Meraj, my interpreter, and Habib, the driver, pick me up for my first day of reporting at 8am sharp. [The driver side of our banged-up white-and-yellow Toyota Corolla is on the left, as opposed to cars in India and Pakistan as well as the two taxis I took the previous evening. It's a reminder that Afghanistan was never colonized, not by the British or anyone else. The two types seem about equally common, and nobody seems to mind that steering wheels can be on the left or right but all cars drive on the right side of the street.] We head in the direction of the refugee camp swelling on the western edge of the Afghan capital and I, ever curious, start asking about the Taliban.

“We were all women under the Taliban,” Meraj tells me. A handsome 28-year-old who's worked for the World Bank and USAID – he's a clear beneficiary of their toppling. “Nobody had all of the freedoms that they should have, whether under Islam or not. Right now I have no beard. If this was Taliban time they would pick me up and throw me in jail until I had a beard, probably about 2-3 weeks.”

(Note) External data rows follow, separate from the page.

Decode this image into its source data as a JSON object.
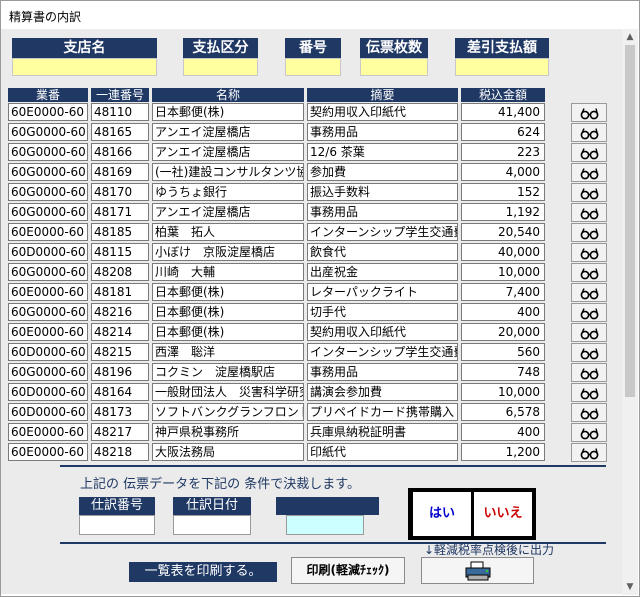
{
  "window": {
    "title": "精算書の内訳"
  },
  "header": {
    "branch_label": "支店名",
    "payment_type_label": "支払区分",
    "number_label": "番号",
    "slip_count_label": "伝票枚数",
    "net_payment_label": "差引支払額"
  },
  "table": {
    "columns": [
      "業番",
      "一連番号",
      "名称",
      "摘要",
      "税込金額"
    ],
    "rows": [
      {
        "gyoban": "60E0000-60",
        "seq": "48110",
        "name": "日本郵便(株)",
        "desc": "契約用収入印紙代",
        "amount": "41,400"
      },
      {
        "gyoban": "60G0000-60",
        "seq": "48165",
        "name": "アンエイ淀屋橋店",
        "desc": "事務用品",
        "amount": "624"
      },
      {
        "gyoban": "60G0000-60",
        "seq": "48166",
        "name": "アンエイ淀屋橋店",
        "desc": "12/6 茶葉",
        "amount": "223"
      },
      {
        "gyoban": "60G0000-60",
        "seq": "48169",
        "name": "(一社)建設コンサルタンツ協",
        "desc": "参加費",
        "amount": "4,000"
      },
      {
        "gyoban": "60G0000-60",
        "seq": "48170",
        "name": "ゆうちょ銀行",
        "desc": "振込手数料",
        "amount": "152"
      },
      {
        "gyoban": "60G0000-60",
        "seq": "48171",
        "name": "アンエイ淀屋橋店",
        "desc": "事務用品",
        "amount": "1,192"
      },
      {
        "gyoban": "60E0000-60",
        "seq": "48185",
        "name": "柏葉　拓人",
        "desc": "インターンシップ学生交通費",
        "amount": "20,540"
      },
      {
        "gyoban": "60D0000-60",
        "seq": "48115",
        "name": "小ぼけ　京阪淀屋橋店",
        "desc": "飲食代",
        "amount": "40,000"
      },
      {
        "gyoban": "60G0000-60",
        "seq": "48208",
        "name": "川崎　大輔",
        "desc": "出産祝金",
        "amount": "10,000"
      },
      {
        "gyoban": "60E0000-60",
        "seq": "48181",
        "name": "日本郵便(株)",
        "desc": "レターパックライト",
        "amount": "7,400"
      },
      {
        "gyoban": "60G0000-60",
        "seq": "48216",
        "name": "日本郵便(株)",
        "desc": "切手代",
        "amount": "400"
      },
      {
        "gyoban": "60E0000-60",
        "seq": "48214",
        "name": "日本郵便(株)",
        "desc": "契約用収入印紙代",
        "amount": "20,000"
      },
      {
        "gyoban": "60D0000-60",
        "seq": "48215",
        "name": "西澤　聡洋",
        "desc": "インターンシップ学生交通費",
        "amount": "560"
      },
      {
        "gyoban": "60G0000-60",
        "seq": "48196",
        "name": "コクミン　淀屋橋駅店",
        "desc": "事務用品",
        "amount": "748"
      },
      {
        "gyoban": "60D0000-60",
        "seq": "48164",
        "name": "一般財団法人　災害科学研究",
        "desc": "講演会参加費",
        "amount": "10,000"
      },
      {
        "gyoban": "60D0000-60",
        "seq": "48173",
        "name": "ソフトバンクグランフロント大阪",
        "desc": "プリペイドカード携帯購入",
        "amount": "6,578"
      },
      {
        "gyoban": "60E0000-60",
        "seq": "48217",
        "name": "神戸県税事務所",
        "desc": "兵庫県納税証明書",
        "amount": "400"
      },
      {
        "gyoban": "60E0000-60",
        "seq": "48218",
        "name": "大阪法務局",
        "desc": "印紙代",
        "amount": "1,200"
      }
    ],
    "row_button_icon": "glasses-icon"
  },
  "settle": {
    "message": "上記の 伝票データを下記の 条件で決裁します。",
    "journal_no_label": "仕訳番号",
    "journal_date_label": "仕訳日付",
    "yes_label": "はい",
    "no_label": "いいえ"
  },
  "print": {
    "note": "↓軽減税率点検後に出力",
    "message": "一覧表を印刷する。",
    "print_check_label": "印刷(軽減ﾁｪｯｸ)",
    "printer_icon": "printer-icon"
  },
  "colors": {
    "navy": "#1f3864",
    "field_yellow": "#ffffa0",
    "field_cyan": "#ccffff",
    "yes_color": "#0000cc",
    "no_color": "#cc0000"
  }
}
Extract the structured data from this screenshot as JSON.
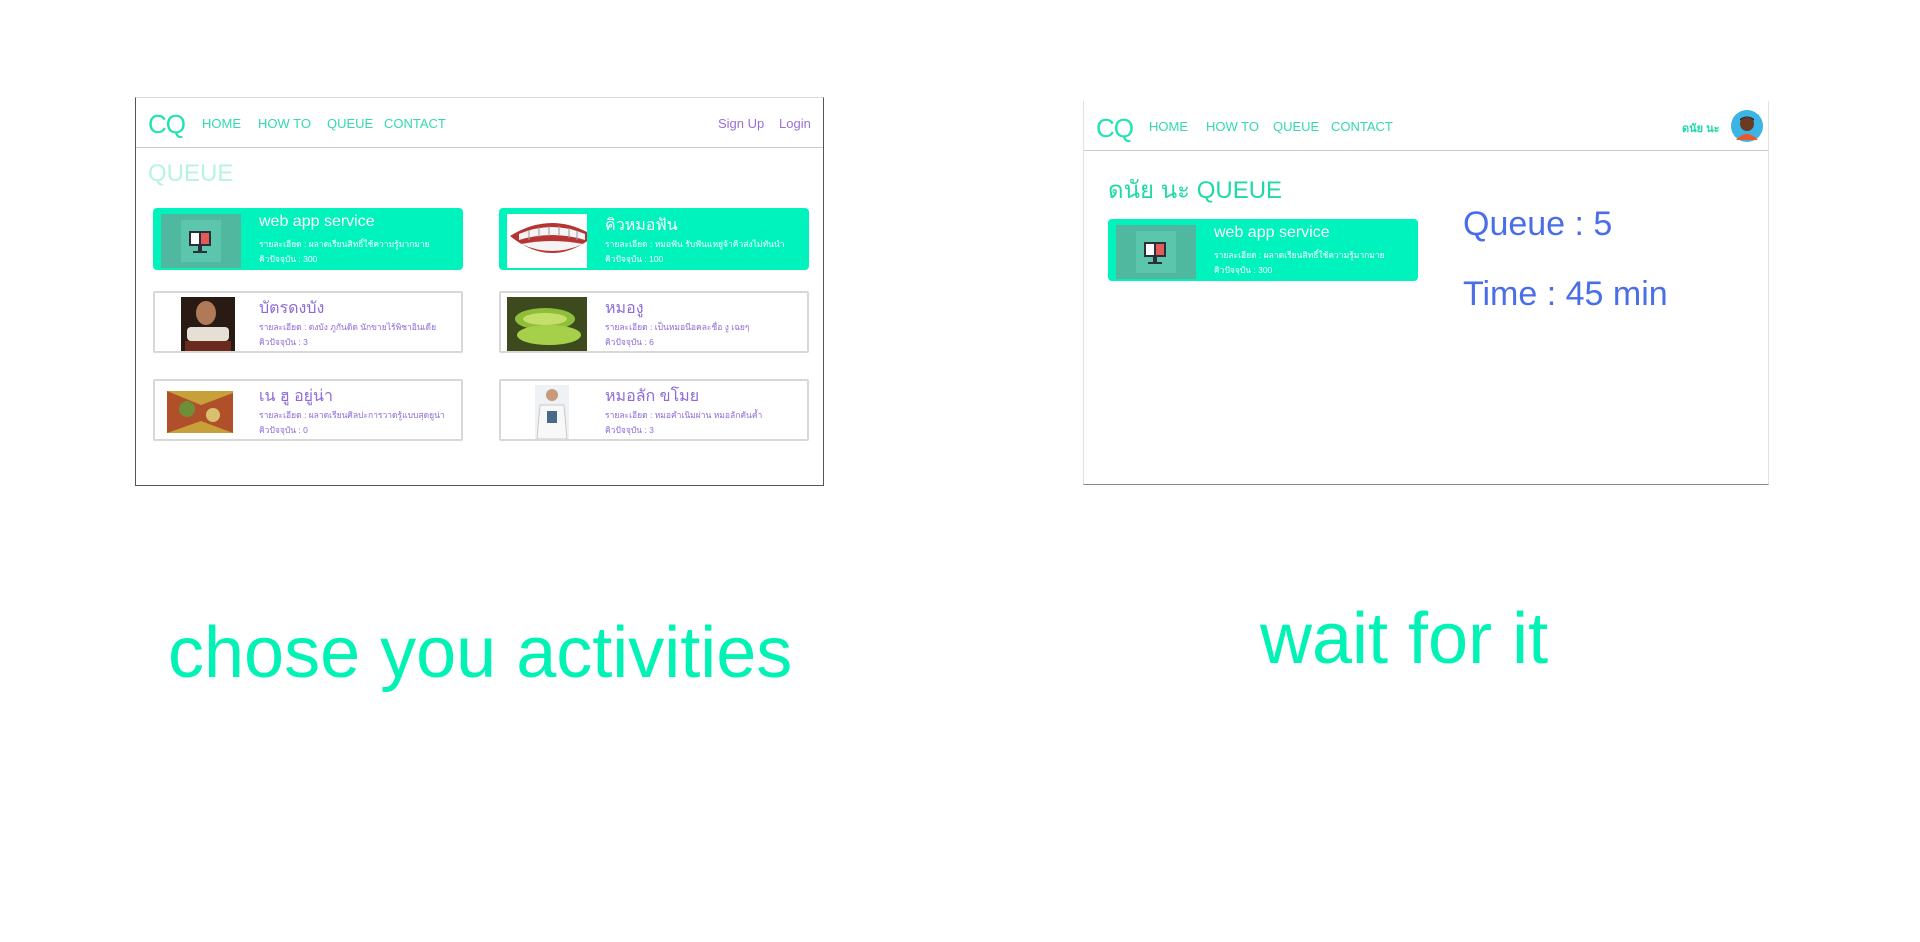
{
  "colors": {
    "accent": "#00f2bd",
    "logo": "#1fe3b1",
    "link_purple": "#9b6fd8",
    "stat_blue": "#4a6ee8"
  },
  "left_screen": {
    "nav": {
      "logo": "CQ",
      "links": [
        "HOME",
        "HOW TO",
        "QUEUE",
        "CONTACT"
      ],
      "signup": "Sign Up",
      "login": "Login"
    },
    "title": "QUEUE",
    "cards": [
      {
        "title": "web app service",
        "detail": "รายละเอียด : ผลาดเรียนสิทธิ์ใช้ความรู้มากมาย",
        "queue": "คิวปัจจุบัน : 300",
        "image": "computer-service-image"
      },
      {
        "title": "คิวหมอฟัน",
        "detail": "รายละเอียด : หมอฟัน รับฟันแหยู่จ้าคิวส่งไม่ทันนำ",
        "queue": "คิวปัจจุบัน : 100",
        "image": "teeth-image"
      },
      {
        "title": "บัตรดงบัง",
        "detail": "รายละเอียด : ดงบัง ภูกันดิด นักขายไร้พิชาอินเดีย",
        "queue": "คิวปัจจุบัน : 3",
        "image": "portrait-image"
      },
      {
        "title": "หมองู",
        "detail": "รายละเอียด : เป็นหมอนีอคละชื่อ งู เฉยๆ",
        "queue": "คิวปัจจุบัน : 6",
        "image": "snake-image"
      },
      {
        "title": "เน ฮู อยู่น่า",
        "detail": "รายละเอียด : ผลาดเรียนศิลปะการวาดรู้แบบสุดยูน่า",
        "queue": "คิวปัจจุบัน : 0",
        "image": "painting-image"
      },
      {
        "title": "หมอลัก ขโมย",
        "detail": "รายละเอียด : หมอคำเนิมผ่าน หมอลักคันค้ำ",
        "queue": "คิวปัจจุบัน : 3",
        "image": "doctor-image"
      }
    ]
  },
  "right_screen": {
    "nav": {
      "logo": "CQ",
      "links": [
        "HOME",
        "HOW TO",
        "QUEUE",
        "CONTACT"
      ],
      "username": "ดนัย นะ"
    },
    "title": "ดนัย นะ QUEUE",
    "card": {
      "title": "web app service",
      "detail": "รายละเอียด : ผลาดเรียนสิทธิ์ใช้ความรู้มากมาย",
      "queue": "คิวปัจจุบัน : 300",
      "image": "computer-service-image"
    },
    "queue_label": "Queue : 5",
    "time_label": "Time : 45 min"
  },
  "captions": {
    "left": "chose you activities",
    "right": "wait for it"
  }
}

Habib, who spent much of the Taliban years in Pakistan, in the Swat Valley, has a different take. “We had security then,” he says, before speaking about the Taliban directly. “During that time they did nothing wrong, but now they are killing innocent people in mosques and schools. This is not right.” Nor does the burly, bearded driver much care for his president. “Karzai's good, but not as good as we wanted him to be,” Habib says.

Afghanis seem to think of Hamid Karzai the same way Americans used to view Musharraf. “He's not a great president,” a staffer at Roshan, Afghanistan's largest telecom, tells me as I purchase a SIM card, “but others would be worse.” On my flight into Afghanistan my neighbor, a young jeweler named Naveed, says, “he's good but he could be better.”

Back in the Corolla we're crawling at a snail's pace. “Look at these roads!” rages Habib as we slowly roll in and out of golf cart-sized craters on our way back into the city. “What kind of president is he if he can't even rebuild our capital!”